A nonpartisan group in the UK has emerged as a lobbyist to change the law banning the medicinal use of marijuana in the country, the Guardian reported last week.

The new all-party parliamentary group (APG), formed by doctors in the House of Commons, is leading the campaign.

Dan Poulter, a former health minister who still works part-time as a GP, invited his colleagues to join APG Thursday morning.

Poulter had already signed up fellow Conservative Andrew Murrison, Labour’s Paul Williams, and Philippa Whitford of the Scottish National party – four of the Commons’ nine medical doctors.

Billy Caldwell, a 12-year-old boy, suffering from epilepsy (Image via Belfast Live)

Epileptic boys

The drive comes after Billy Caldwell, a 12-year-old boy, suffering from epilepsy had his doctor reprimanded after prescribing him cannabis oil.

Before Caldwell’s case, Alfie Dingley, 6, had his parents fight for his right to be treated using cannabis oil for his rare form of epilepsy when they garnered 300,000 names in a petition drive.

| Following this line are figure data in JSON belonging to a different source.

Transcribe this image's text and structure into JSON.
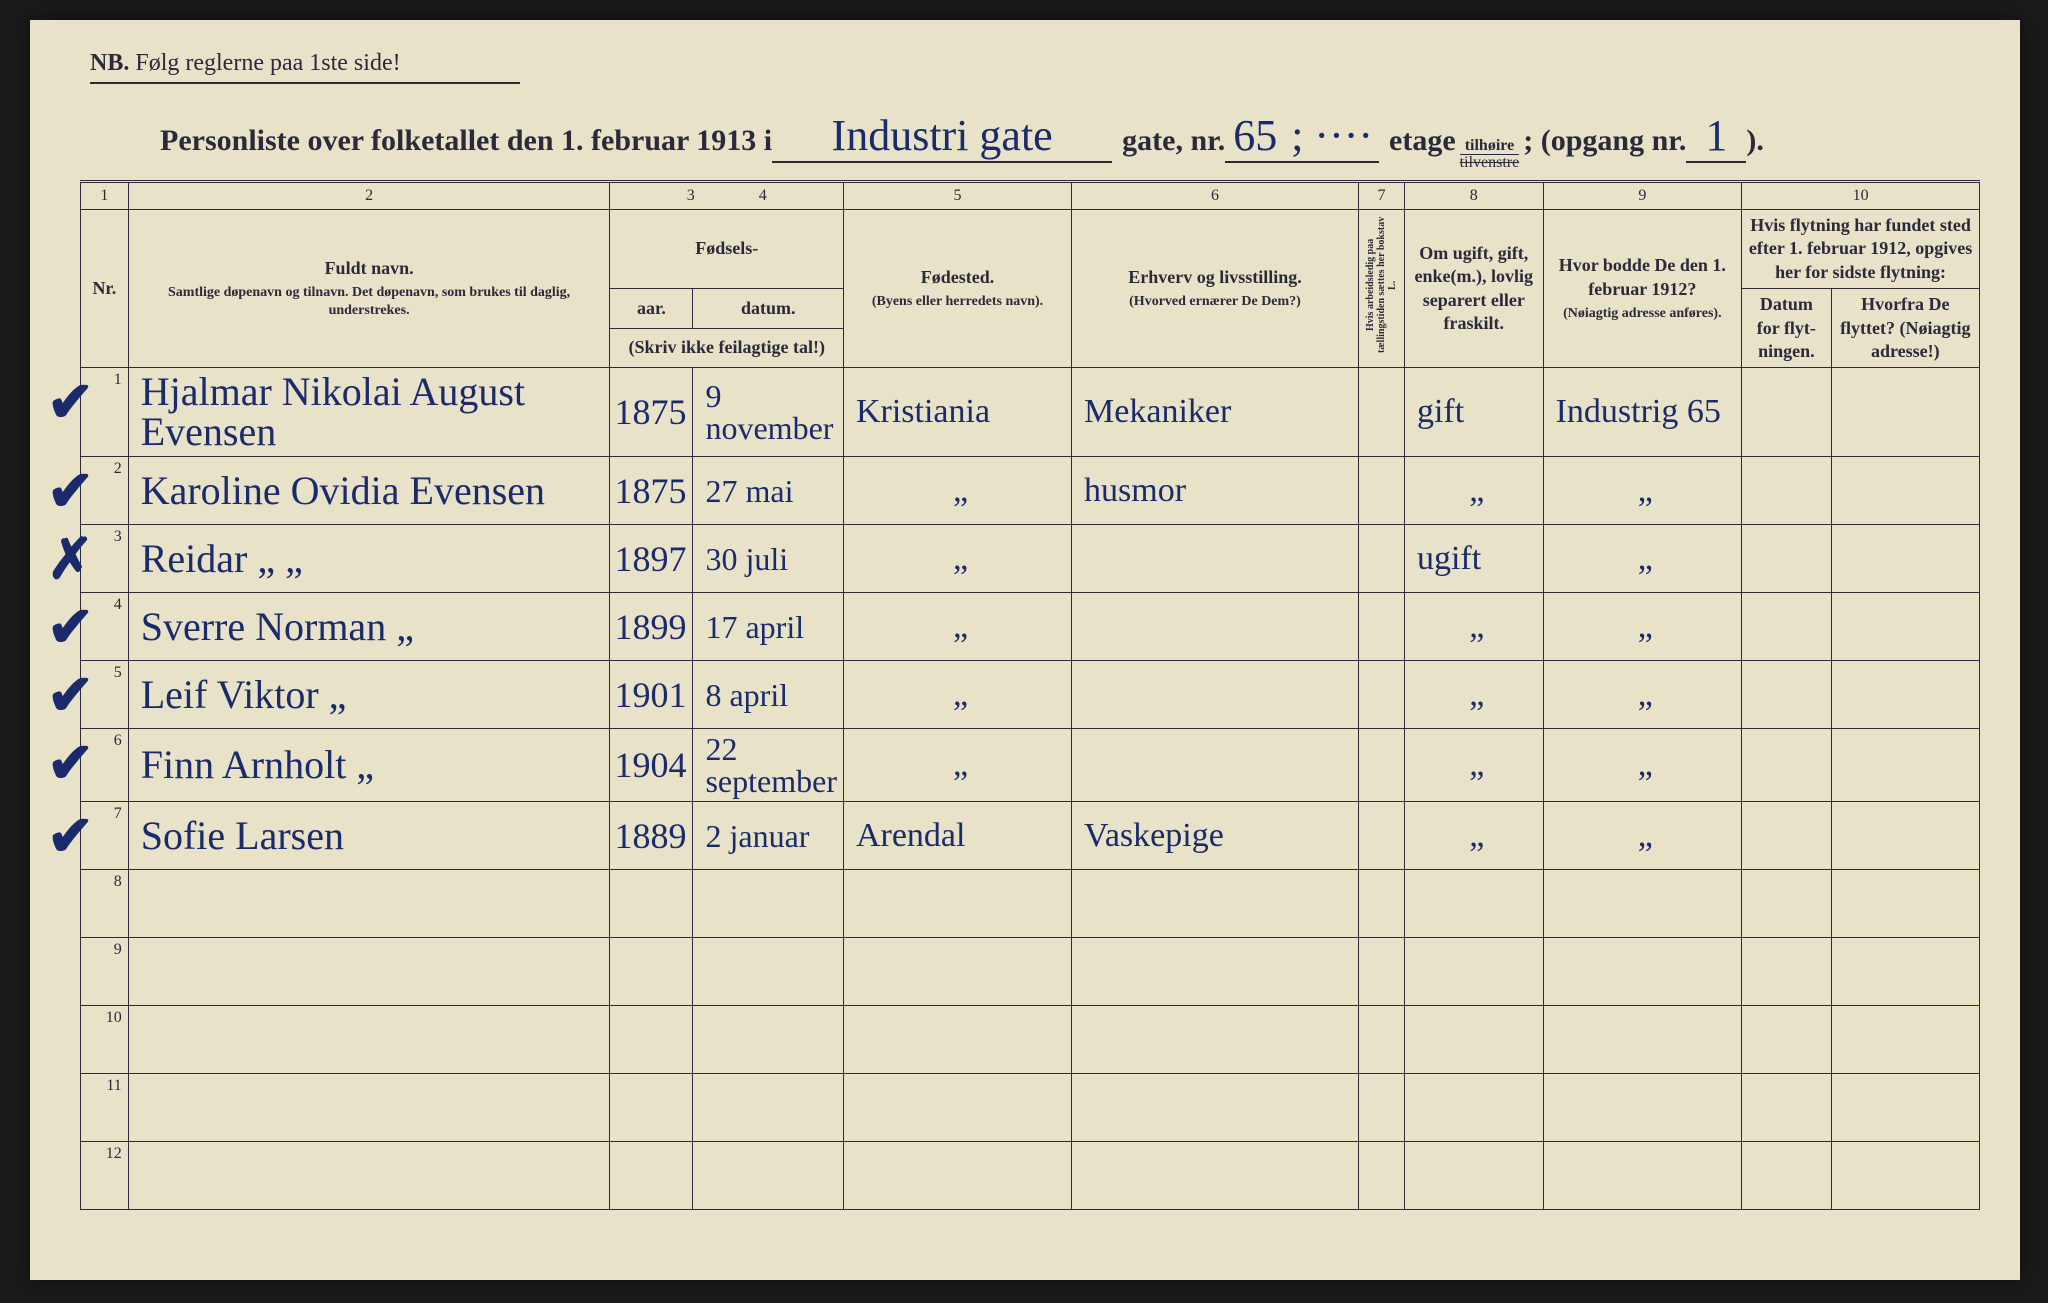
{
  "notice": {
    "nb": "NB.",
    "text": "Følg reglerne paa 1ste side!"
  },
  "title": {
    "prefix": "Personliste over folketallet den 1. februar 1913 i",
    "street": "Industri gate",
    "gate_nr_label": "gate, nr.",
    "gate_nr": "65",
    "sep": "; ····",
    "etage_label": "etage",
    "side_top": "tilhøire",
    "side_bot": "tilvenstre",
    "opgang_label": "; (opgang nr.",
    "opgang_nr": "1",
    "close": ")."
  },
  "headers": {
    "colnums": [
      "1",
      "2",
      "3",
      "4",
      "5",
      "6",
      "7",
      "8",
      "9",
      "10"
    ],
    "nr": "Nr.",
    "name": "Fuldt navn.",
    "name_sub": "Samtlige døpenavn og tilnavn. Det døpenavn, som brukes til daglig, understrekes.",
    "fodsels": "Fødsels-",
    "aar": "aar.",
    "datum": "datum.",
    "aar_sub": "(Skriv ikke feilagtige tal!)",
    "pob": "Fødested.",
    "pob_sub": "(Byens eller herredets navn).",
    "occ": "Erhverv og livsstilling.",
    "occ_sub": "(Hvorved ernærer De Dem?)",
    "col7": "Hvis arbeidsledig paa tællingstiden sættes her bokstav L.",
    "col8": "Om ugift, gift, enke(m.), lovlig separert eller fraskilt.",
    "col9": "Hvor bodde De den 1. februar 1912?",
    "col9_sub": "(Nøiagtig adresse anføres).",
    "col10": "Hvis flytning har fundet sted efter 1. februar 1912, opgives her for sidste flytning:",
    "col10a": "Datum for flyt-ningen.",
    "col10b": "Hvorfra De flyttet? (Nøiagtig adresse!)"
  },
  "rows": [
    {
      "mark": "✔",
      "nr": "1",
      "name": "Hjalmar Nikolai August Evensen",
      "yr": "1875",
      "dt": "9 november",
      "pob": "Kristiania",
      "occ": "Mekaniker",
      "c7": "",
      "c8": "gift",
      "c9": "Industrig 65",
      "c10a": "",
      "c10b": ""
    },
    {
      "mark": "✔",
      "nr": "2",
      "name": "Karoline Ovidia Evensen",
      "yr": "1875",
      "dt": "27 mai",
      "pob": "„",
      "occ": "husmor",
      "c7": "",
      "c8": "„",
      "c9": "„",
      "c10a": "",
      "c10b": ""
    },
    {
      "mark": "✗",
      "nr": "3",
      "name": "Reidar     „   „",
      "yr": "1897",
      "dt": "30 juli",
      "pob": "„",
      "occ": "",
      "c7": "",
      "c8": "ugift",
      "c9": "„",
      "c10a": "",
      "c10b": ""
    },
    {
      "mark": "✔",
      "nr": "4",
      "name": "Sverre Norman „",
      "yr": "1899",
      "dt": "17 april",
      "pob": "„",
      "occ": "",
      "c7": "",
      "c8": "„",
      "c9": "„",
      "c10a": "",
      "c10b": ""
    },
    {
      "mark": "✔",
      "nr": "5",
      "name": "Leif Viktor    „",
      "yr": "1901",
      "dt": "8 april",
      "pob": "„",
      "occ": "",
      "c7": "",
      "c8": "„",
      "c9": "„",
      "c10a": "",
      "c10b": ""
    },
    {
      "mark": "✔",
      "nr": "6",
      "name": "Finn Arnholt  „",
      "yr": "1904",
      "dt": "22 september",
      "pob": "„",
      "occ": "",
      "c7": "",
      "c8": "„",
      "c9": "„",
      "c10a": "",
      "c10b": ""
    },
    {
      "mark": "✔",
      "nr": "7",
      "name": "Sofie Larsen",
      "yr": "1889",
      "dt": "2 januar",
      "pob": "Arendal",
      "occ": "Vaskepige",
      "c7": "",
      "c8": "„",
      "c9": "„",
      "c10a": "",
      "c10b": ""
    },
    {
      "mark": "",
      "nr": "8",
      "name": "",
      "yr": "",
      "dt": "",
      "pob": "",
      "occ": "",
      "c7": "",
      "c8": "",
      "c9": "",
      "c10a": "",
      "c10b": ""
    },
    {
      "mark": "",
      "nr": "9",
      "name": "",
      "yr": "",
      "dt": "",
      "pob": "",
      "occ": "",
      "c7": "",
      "c8": "",
      "c9": "",
      "c10a": "",
      "c10b": ""
    },
    {
      "mark": "",
      "nr": "10",
      "name": "",
      "yr": "",
      "dt": "",
      "pob": "",
      "occ": "",
      "c7": "",
      "c8": "",
      "c9": "",
      "c10a": "",
      "c10b": ""
    },
    {
      "mark": "",
      "nr": "11",
      "name": "",
      "yr": "",
      "dt": "",
      "pob": "",
      "occ": "",
      "c7": "",
      "c8": "",
      "c9": "",
      "c10a": "",
      "c10b": ""
    },
    {
      "mark": "",
      "nr": "12",
      "name": "",
      "yr": "",
      "dt": "",
      "pob": "",
      "occ": "",
      "c7": "",
      "c8": "",
      "c9": "",
      "c10a": "",
      "c10b": ""
    }
  ]
}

So far, the group is gaining some steam.

Mike Penning, a former Tory Justice Minister, is expecting that they will have the support of at least 80 politicians.

“What these cases help to do bring into focus some of the absurdities about the law at the moment.”

Skeptics view the legalization of medical marijuana as a stepping stone to full marijuana legalization in the UK.